The American Cancer Society on Wednesday released a report showing that the overall death rate from cancer in the U.S. declined by 29% between 1991-2017.
The report also showed that the cancer death rate in the US took its biggest year-on-year tumble ever — falling 2.2 percent from 2016 to 2017.
The American Cancer Society concluded that the drop is largely due to progress in treating four major types of cancer – lung, breast, prostate and colorectal.
At roughly 10am Thursday morning, President Trump, who only took office in 2017, tweeted about the news suggesting that his administration was at least partly responsible for curbing cancer deaths.
“U.S. Cancer Death Rate Lowest In Recorded History!” Trump tweeted. “A lot of good news coming out of this Administration.”
U.S. Cancer Death Rate Lowest In Recorded History! A lot of good news coming out of this Administration.
— Donald J. Trump (@realDonaldTrump) January 9, 2020
In reality, the good news about cancer has been part of a decades-long trend decline.
From a peak in 1991, cancer mortality has fallen “continuously through 2017,” the American Cancer Society reported, “resulting in an overall decline of 29%,” or an estimated 2.9 million fewer cancer deaths.
You can see the decline in cancer deaths in the chart below:
As Vox notes: “This consistent drop is remarkable — especially since it’s occurring at a time when overall mortality is trending up. But while the news of yet another year-on-year decline in cancer death is great — it’s been great every year since the early 1990s, when Trump was merely a real estate mogul and fixture on the New York socialite scene.”
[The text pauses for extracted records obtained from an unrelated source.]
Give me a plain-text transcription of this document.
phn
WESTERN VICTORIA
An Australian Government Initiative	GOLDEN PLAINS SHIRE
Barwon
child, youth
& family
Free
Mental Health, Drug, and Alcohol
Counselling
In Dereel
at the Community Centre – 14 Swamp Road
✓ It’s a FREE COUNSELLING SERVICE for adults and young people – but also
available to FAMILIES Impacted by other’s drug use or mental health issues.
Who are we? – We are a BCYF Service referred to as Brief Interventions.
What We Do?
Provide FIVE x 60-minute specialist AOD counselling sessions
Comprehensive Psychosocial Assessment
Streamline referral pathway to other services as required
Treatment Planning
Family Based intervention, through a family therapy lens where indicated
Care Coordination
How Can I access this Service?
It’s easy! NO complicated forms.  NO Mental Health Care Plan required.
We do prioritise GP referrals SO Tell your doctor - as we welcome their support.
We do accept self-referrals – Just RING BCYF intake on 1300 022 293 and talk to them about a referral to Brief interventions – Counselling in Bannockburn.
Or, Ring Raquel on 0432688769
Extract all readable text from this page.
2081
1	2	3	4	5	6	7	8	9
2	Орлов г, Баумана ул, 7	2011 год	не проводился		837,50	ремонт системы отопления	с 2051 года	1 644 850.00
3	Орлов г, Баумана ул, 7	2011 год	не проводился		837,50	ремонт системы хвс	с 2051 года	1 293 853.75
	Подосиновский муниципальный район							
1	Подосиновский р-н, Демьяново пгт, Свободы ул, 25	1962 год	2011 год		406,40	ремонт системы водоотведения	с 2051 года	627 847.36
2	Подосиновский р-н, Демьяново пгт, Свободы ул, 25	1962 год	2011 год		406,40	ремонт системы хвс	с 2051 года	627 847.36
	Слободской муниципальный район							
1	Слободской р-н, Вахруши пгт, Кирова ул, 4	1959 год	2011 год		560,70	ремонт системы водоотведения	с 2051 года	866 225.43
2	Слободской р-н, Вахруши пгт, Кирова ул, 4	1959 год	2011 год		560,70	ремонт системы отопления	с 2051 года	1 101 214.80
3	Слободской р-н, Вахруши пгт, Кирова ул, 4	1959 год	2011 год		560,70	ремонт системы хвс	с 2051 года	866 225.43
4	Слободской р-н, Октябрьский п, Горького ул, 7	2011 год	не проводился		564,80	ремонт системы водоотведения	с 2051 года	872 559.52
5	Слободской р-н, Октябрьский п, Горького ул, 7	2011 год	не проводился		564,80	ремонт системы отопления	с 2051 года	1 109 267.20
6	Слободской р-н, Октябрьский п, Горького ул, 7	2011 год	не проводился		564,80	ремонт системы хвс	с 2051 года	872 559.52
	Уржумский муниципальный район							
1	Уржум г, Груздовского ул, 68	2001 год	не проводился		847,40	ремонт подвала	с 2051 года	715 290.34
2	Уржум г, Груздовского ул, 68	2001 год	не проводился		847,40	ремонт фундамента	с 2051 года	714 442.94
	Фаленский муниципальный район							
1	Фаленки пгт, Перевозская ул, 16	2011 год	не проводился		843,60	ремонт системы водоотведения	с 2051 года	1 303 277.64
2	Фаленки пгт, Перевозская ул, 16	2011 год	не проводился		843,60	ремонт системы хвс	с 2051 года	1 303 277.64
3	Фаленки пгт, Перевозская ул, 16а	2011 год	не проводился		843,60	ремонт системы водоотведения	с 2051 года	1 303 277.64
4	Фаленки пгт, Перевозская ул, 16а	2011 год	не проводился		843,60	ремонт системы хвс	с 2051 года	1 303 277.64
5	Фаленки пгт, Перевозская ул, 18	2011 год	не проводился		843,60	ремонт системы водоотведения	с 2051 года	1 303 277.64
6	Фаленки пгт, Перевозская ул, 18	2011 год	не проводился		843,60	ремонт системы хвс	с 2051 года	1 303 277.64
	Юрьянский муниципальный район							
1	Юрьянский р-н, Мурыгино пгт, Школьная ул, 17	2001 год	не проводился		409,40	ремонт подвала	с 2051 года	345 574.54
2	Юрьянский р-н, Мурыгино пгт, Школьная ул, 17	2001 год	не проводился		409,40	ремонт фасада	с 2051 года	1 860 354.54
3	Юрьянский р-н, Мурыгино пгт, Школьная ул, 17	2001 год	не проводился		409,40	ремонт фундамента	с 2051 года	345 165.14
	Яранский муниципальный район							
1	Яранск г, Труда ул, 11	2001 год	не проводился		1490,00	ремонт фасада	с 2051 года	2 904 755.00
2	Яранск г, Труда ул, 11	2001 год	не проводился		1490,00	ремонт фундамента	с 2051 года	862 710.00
“Firstly, the data covered in the paper was collected between 1991 and 2017. Trump was inaugurated on January 20th 2017 and the statistics show a reduction in death rates since 1991, spanning several Presidents, both republicans and democrats. Between 2008 and 2017, featuring approximately a year of George W. Bush’s presidency and the whole of Obama’s two terms, the overall cancer death rates dropped by an average of 1.5% a year. So, since Trump has only been in office for 1 out of the 26 years that the data in the new publication covers, it seems unlikely that he or his administration have much to do with it.
It is true that between 2016 and 2017, there was a drop of 2.2%, but as most new cancer drugs take decades to develop, this is highly unlikely to have anything to do with the Trump administration.”